Matteo Bonsante, Dismisure

01-01-2011

Oltre la presenza fisica delle cose, di Gianmario Lucini
 
Con Dismisure prosegue la vena poetica quasi monotematica di Bonsante, che fin dagli anni ’50 ha centrato la sua ricerca sul tema dell’Essere. In Iridescenze, la sua penultima raccolta, abbiamo evidenziato come il suo modo di scrivere in qualche modo si radica nel pensiero filosofico, nella metafisica, non disdegnando sotterranee connessioni con il mito e trasfigurando questa materia in una vena poetica praticamente inesauribile.  Giorgio Bàrberi Squarotti definisce Dismisure un “raro esempio, oggi, di poesia metafisica” e siamo d’accordo, nel senso che la poetica di Bonsante va “oltre” la presenza fisica delle cose e non solo, ma identifica le cose stesse, gli ònta, il mondo e l’uomo come continuazione quasi fisica dell’Essere.  In questo senso ci azzarderemmo a dire che l’indagine di Bonsante, che è insieme speculativa e poetica, non solo si potrebbe includere nella metafisica della trascendenza, ma anche nella metafisica dell’immanenza.  La visione dell’Essere insomma in un certo senso coincide con la visione delle cose, nel senso che le cose sono come assorbite dall’Essere e ne fanno parte, pur non esaurendo la totalità dell’Essere (se infatti la esaurisse, potremmo parlare soltanto di metafisica dell’immanenza). Il cogliere le cose è pertanto, in un certo senso, cogliere l’Essere stesso, come esplicitamente viene detto nella prima poesia: e qui saremmo in una metafisica dell’immanenza; ma poi scrive (a pagg. 15, 19, 20, ecc.) riferendosi all’Essere nei termini tipici della filosofia trascendente.  L’Essere, insomma, è tutto ciò che ti prova che tu sei, perché ne fai parte. L’ispiratore di questo impianto poetico-filosofico, esplicitamente indicato, è Meister Eckhart, il grande filosofo medioevale vissuto nei decenni a cavallo fra il 1200 e il 1300, ma troviamo tracce anche del pensiero dei grandi mistici medioevali.  Da Meister Ekhart Bonsante mutua in modo esplicito l’immagine dello sguardo di Dio come sguardo rovesciato verso se stesso e insieme nostro stesso sguardo, così come l’idea della pervasività divina rappresentata dalla lingua di fuoco, e molti altri spunti.

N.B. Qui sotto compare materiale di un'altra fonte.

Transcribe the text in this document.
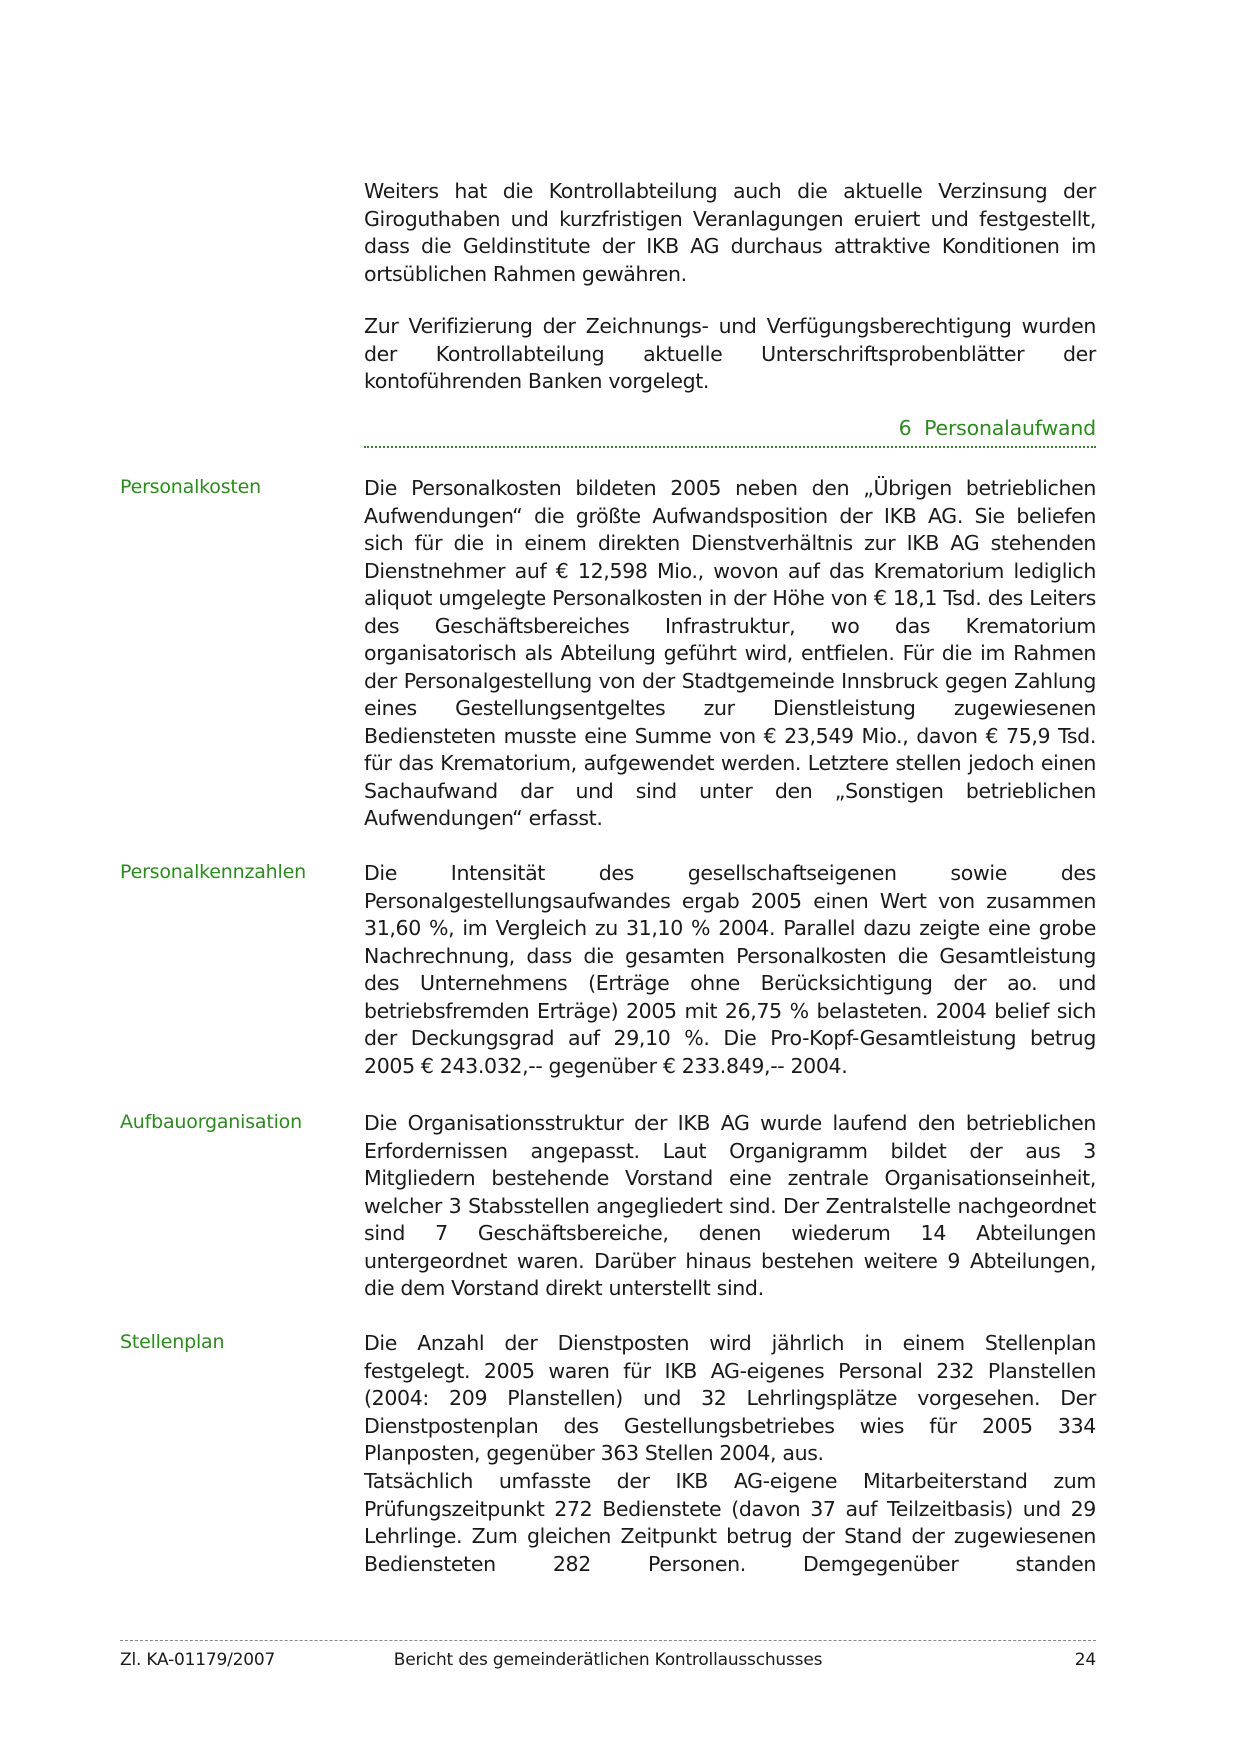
Weiters hat die Kontrollabteilung auch die aktuelle Verzinsung der Giroguthaben und kurzfristigen Veranlagungen eruiert und festgestellt, dass die Geldinstitute der IKB AG durchaus attraktive Konditionen im ortsüblichen Rahmen gewähren.

Zur Verifizierung der Zeichnungs- und Verfügungsberechtigung wurden der Kontrollabteilung aktuelle Unterschriftsprobenblätter der kontoführenden Banken vorgelegt.

6  Personalaufwand
Personalkosten	Die Personalkosten bildeten 2005 neben den „Übrigen betrieblichen Aufwendungen“ die größte Aufwandsposition der IKB AG. Sie beliefen sich für die in einem direkten Dienstverhältnis zur IKB AG stehenden Dienstnehmer auf € 12,598 Mio., wovon auf das Krematorium lediglich aliquot umgelegte Personalkosten in der Höhe von € 18,1 Tsd. des Leiters des Geschäftsbereiches Infrastruktur, wo das Krematorium organisatorisch als Abteilung geführt wird, entfielen. Für die im Rahmen der Personalgestellung von der Stadtgemeinde Innsbruck gegen Zahlung eines Gestellungsentgeltes zur Dienstleistung zugewiesenen Bediensteten musste eine Summe von € 23,549 Mio., davon € 75,9 Tsd. für das Krematorium, aufgewendet werden. Letztere stellen jedoch einen Sachaufwand dar und sind unter den „Sonstigen betrieblichen Aufwendungen“ erfasst.

Personalkennzahlen	Die Intensität des gesellschaftseigenen sowie des Personalgestellungsaufwandes ergab 2005 einen Wert von zusammen 31,60 %, im Vergleich zu 31,10 % 2004. Parallel dazu zeigte eine grobe Nachrechnung, dass die gesamten Personalkosten die Gesamtleistung des Unternehmens (Erträge ohne Berücksichtigung der ao. und betriebsfremden Erträge) 2005 mit 26,75 % belasteten. 2004 belief sich der Deckungsgrad auf 29,10 %. Die Pro-Kopf-Gesamtleistung betrug 2005 € 243.032,-- gegenüber € 233.849,-- 2004.

Aufbauorganisation	Die Organisationsstruktur der IKB AG wurde laufend den betrieblichen Erfordernissen angepasst. Laut Organigramm bildet der aus 3 Mitgliedern bestehende Vorstand eine zentrale Organisationseinheit, welcher 3 Stabsstellen angegliedert sind. Der Zentralstelle nachgeordnet sind 7 Geschäftsbereiche, denen wiederum 14 Abteilungen untergeordnet waren. Darüber hinaus bestehen weitere 9 Abteilungen, die dem Vorstand direkt unterstellt sind.

Stellenplan	Die Anzahl der Dienstposten wird jährlich in einem Stellenplan festgelegt. 2005 waren für IKB AG-eigenes Personal 232 Planstellen (2004: 209 Planstellen) und 32 Lehrlingsplätze vorgesehen. Der Dienstpostenplan des Gestellungsbetriebes wies für 2005 334 Planposten, gegenüber 363 Stellen 2004, aus.

Tatsächlich umfasste der IKB AG-eigene Mitarbeiterstand zum Prüfungszeitpunkt 272 Bedienstete (davon 37 auf Teilzeitbasis) und 29 Lehrlinge. Zum gleichen Zeitpunkt betrug der Stand der zugewiesenen Bediensteten 282 Personen. Demgegenüber standen

Zl. KA-01179/2007	Bericht des gemeinderätlichen Kontrollausschusses	24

Delle diverse influenze della particolare “filosofia” di Bonsante, ne dà ampia e lucida nota Stefano Guglielmin nella sua prefazione. 
Nonostante la nutrita serie di riferimenti filosofici che si possono trovare nella sua poesia, essa rimane però ancorata a un senso di meraviglia per la bellezza del mondo e della vita, che nasce da un’ispirazione diversa, che non ha nulla a che fare con la speculazione ma piuttosto con la radice aurorale del meravigliarsi, una radice spoglia di ogni artificio letterario ma originata da un entusiasmo spontaneo e naturalmente positivo, come quello dell’infanzia.  Questo è il vero volto della sua poetica che bisognerebbe percepire, al di là di ogni filosofia o di ogni metafisica.  E’ insomma questo “bambino dotto”, inedito nella poesia contemporanea, che qualifica la poetica del Bonsante come poetica della bellezza tout court, attingendo ad un’ispirazione lirica profondamente autentica e scevra da ogni estetismo (il verso è infatti asciutto, essenziale, il lessico mai ricercato o virtuosistico, la prosodia segnata da una sobria musicalità), bellezza che viene evocata dai fenomeni più semplici e dalle cose più naturali, come il “filo d’erba” nella primissima lirica.  Nulla di irenico dunque, ma tentativo di passare “oltre” il divenire, oltre la storia e il tempo, in quella zona dell’intuizione e del linguaggio che soltanto può alludere e non certo filosofare.  Per questi motivi, al di là delle etichette e delle considerazioni che si possono fare, la poesia di Bonsante mi sembra una delle più originali fra i contemporanei, solida e compatta nelle sue tematiche, dotata di un linguaggio essenziale, incisivo e di una ispirazione autentica che riesce a mettere insieme immanenza e trascendenza, divenire ed eternità, pensiero e sentimento.